Generation Like: A Response...


After watching Frontline’s “Generation Like,” I learned that the YouTube pop-universe is far more expansive than I thought. I’ve spent a decent amount of time on YouTube since its inception, but have never heard of these famous kids that were profiled.

A major takeaway of the program was that social media platforms seem to create their own ecosystems. Websites like YouTube have developed a social class hierarchy; highly “liked” and subscribed accounts being on top, with the lesser-knowns trying to carve out their own space in an attempt at recognition. The introduction of likes (or diggs and upvotes, if you go back far enough) created a type of currency within each sphere. The more likes and subscribers a creator has, the more valuable their output becomes.

Perhaps the most interesting part are the transactions that occur between the individual universes of each platform and the real world. For example, subscribers and likes may be the currency of YouTube, but the ability to cash them out into real-world money validates their worth. Having sponsors essentially equates to a marketing position. There are obvious benefactors: companies that create the platforms, businesses that advertise on them, creators that distribute their content on them, and the creators’ sponsors. But then there are also other real-world jobs and third-party businesses that revolve around the platforms...

This demand for social media presence has created thousands of jobs. As of this writing, a search for “social media” on indeed.com returns a whopping 81,150 open positions. “Generation Like” provided a glimpse into the hectic world of scheduling posts for Ian Somerhalder of “The Vampire Diaries.” Oliver Luckett’s company, who manages Ian’s social media, had posts lined up for weeks ahead. The statistics received in return are a gold-mine of their own.

A negative effect is that it’s possible that children are being exploited for financial gain. Of course, unpaid child labor is nothing new, unfortunately. But, the naiveté and enthusiasm with which the children participate is concerning. As a society, we’re quick to lash out at companies that employ children, but seem to gloss over it happening right under our noses.

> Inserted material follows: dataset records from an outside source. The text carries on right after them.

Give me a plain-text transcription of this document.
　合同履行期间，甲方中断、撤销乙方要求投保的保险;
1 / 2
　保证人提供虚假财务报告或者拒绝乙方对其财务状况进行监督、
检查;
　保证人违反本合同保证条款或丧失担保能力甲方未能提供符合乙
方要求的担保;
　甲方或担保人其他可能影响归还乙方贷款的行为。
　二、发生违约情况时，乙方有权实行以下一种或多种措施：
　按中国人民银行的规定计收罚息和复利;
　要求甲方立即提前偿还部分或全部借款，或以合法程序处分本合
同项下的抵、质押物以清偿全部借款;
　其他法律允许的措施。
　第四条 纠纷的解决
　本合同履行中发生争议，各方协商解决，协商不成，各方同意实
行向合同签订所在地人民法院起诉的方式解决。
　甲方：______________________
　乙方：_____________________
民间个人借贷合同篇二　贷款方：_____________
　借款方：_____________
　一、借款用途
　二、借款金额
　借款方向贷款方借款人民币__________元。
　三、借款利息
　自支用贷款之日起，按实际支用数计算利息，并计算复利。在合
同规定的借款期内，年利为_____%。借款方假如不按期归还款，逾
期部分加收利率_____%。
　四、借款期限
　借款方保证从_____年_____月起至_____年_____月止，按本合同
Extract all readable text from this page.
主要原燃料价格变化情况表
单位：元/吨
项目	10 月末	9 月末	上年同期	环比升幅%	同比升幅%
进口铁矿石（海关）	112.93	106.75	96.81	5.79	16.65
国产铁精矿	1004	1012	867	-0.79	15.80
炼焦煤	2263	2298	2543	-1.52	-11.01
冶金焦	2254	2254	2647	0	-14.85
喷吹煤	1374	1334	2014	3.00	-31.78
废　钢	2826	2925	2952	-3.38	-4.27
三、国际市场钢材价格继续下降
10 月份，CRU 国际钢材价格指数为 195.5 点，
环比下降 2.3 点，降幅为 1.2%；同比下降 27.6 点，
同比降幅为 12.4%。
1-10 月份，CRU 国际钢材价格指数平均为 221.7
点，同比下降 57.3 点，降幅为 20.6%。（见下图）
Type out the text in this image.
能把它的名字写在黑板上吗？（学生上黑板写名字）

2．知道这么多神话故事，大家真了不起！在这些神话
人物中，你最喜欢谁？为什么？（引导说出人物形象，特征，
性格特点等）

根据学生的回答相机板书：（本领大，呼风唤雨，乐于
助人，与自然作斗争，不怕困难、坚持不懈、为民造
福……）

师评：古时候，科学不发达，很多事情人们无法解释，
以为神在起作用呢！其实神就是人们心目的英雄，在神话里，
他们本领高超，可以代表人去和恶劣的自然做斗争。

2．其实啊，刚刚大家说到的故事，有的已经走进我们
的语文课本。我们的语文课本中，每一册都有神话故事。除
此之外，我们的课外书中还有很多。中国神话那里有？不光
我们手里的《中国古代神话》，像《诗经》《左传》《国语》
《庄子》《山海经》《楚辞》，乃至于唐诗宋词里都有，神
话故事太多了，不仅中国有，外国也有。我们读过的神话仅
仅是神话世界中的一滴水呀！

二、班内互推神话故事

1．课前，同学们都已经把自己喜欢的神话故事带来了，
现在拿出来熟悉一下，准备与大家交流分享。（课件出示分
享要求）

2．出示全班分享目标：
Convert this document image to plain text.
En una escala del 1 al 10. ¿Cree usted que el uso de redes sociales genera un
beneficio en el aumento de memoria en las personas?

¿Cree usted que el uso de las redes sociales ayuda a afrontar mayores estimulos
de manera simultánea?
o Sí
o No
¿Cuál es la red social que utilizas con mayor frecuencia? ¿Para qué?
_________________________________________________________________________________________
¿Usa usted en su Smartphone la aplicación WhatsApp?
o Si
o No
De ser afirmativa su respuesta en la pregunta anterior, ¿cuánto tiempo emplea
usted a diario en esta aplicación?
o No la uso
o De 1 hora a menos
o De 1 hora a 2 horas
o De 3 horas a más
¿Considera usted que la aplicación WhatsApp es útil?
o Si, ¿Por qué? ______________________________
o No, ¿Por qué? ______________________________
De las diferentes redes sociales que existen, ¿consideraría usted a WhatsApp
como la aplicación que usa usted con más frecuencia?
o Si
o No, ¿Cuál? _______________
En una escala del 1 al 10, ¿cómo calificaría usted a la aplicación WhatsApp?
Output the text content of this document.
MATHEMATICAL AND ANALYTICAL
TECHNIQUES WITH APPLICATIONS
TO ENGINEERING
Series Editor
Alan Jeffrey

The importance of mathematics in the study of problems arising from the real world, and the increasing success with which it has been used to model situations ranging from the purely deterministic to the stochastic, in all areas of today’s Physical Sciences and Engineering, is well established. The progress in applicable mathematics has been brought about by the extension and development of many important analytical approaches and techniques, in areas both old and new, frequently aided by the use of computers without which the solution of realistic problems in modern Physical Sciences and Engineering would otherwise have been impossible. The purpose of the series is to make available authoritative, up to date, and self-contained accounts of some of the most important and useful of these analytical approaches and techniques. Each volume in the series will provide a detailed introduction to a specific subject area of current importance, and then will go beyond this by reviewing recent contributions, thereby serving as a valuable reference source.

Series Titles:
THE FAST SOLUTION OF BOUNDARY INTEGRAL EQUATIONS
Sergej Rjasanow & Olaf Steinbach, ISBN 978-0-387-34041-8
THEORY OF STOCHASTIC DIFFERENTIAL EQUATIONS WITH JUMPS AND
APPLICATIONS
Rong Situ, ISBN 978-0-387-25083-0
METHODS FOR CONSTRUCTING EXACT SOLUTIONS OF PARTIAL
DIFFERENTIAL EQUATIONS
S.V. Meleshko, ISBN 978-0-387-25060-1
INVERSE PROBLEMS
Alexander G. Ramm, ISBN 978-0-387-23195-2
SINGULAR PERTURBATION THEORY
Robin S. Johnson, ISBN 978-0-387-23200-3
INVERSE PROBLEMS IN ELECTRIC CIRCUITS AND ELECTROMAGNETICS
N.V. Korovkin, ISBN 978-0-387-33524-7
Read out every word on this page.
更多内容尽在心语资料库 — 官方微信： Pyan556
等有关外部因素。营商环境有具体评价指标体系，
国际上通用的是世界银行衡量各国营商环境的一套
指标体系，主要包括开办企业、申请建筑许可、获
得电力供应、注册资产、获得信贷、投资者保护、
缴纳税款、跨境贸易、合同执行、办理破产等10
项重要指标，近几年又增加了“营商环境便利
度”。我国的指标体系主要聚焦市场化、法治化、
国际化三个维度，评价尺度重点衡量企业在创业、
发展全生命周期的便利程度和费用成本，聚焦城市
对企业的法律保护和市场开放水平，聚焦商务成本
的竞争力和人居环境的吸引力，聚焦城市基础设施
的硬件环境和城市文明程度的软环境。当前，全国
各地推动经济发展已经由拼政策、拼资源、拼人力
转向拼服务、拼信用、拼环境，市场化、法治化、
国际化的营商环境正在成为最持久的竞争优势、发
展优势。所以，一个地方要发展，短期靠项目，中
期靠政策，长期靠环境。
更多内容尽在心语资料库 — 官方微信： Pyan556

We’re so used to being marketed-to, that the entire marketing system feels like a part of nature. If the kids aren’t physically strained, it doesn’t appear to count. Who knows the mental toll this early exposure and competition is having on the young creators.

In addition to exploitation via labor/marketing, I found a quote from the mother of Daniela Diaz to be particularly disconcerting. When talking about making posts for her daughter on Instagram, she quotes herself saying “wear this, wear this, and I will take the picture, I will tell you how many likes. You’re gonna get over 150.” She then goes on to say, “I hate to say it, but if I have a full body picture, she will get tons of likes, and that’s just the reality.” It’s important to note that Daniela Diaz was 13 years old. The mother clearly identified a problem with the culture, yet still continued to cater to it. As long as this demand exists and is accommodated, the dark underbelly of these systems will go unchecked, further perpetuating the cycle.

If this film were to be shown in other classes, I’d recommend it in both general education and business education. From a business/marketing standpoint, it shows the potential of these platforms for their usage in these areas. In general education it can act as a warning to prevent possible exploitation. At the same time, it can allow the students to “know their worth,” if they’re going to be using these services anyway. Knowledge is power, and like Daniela’s mother said, “that’s just the reality.”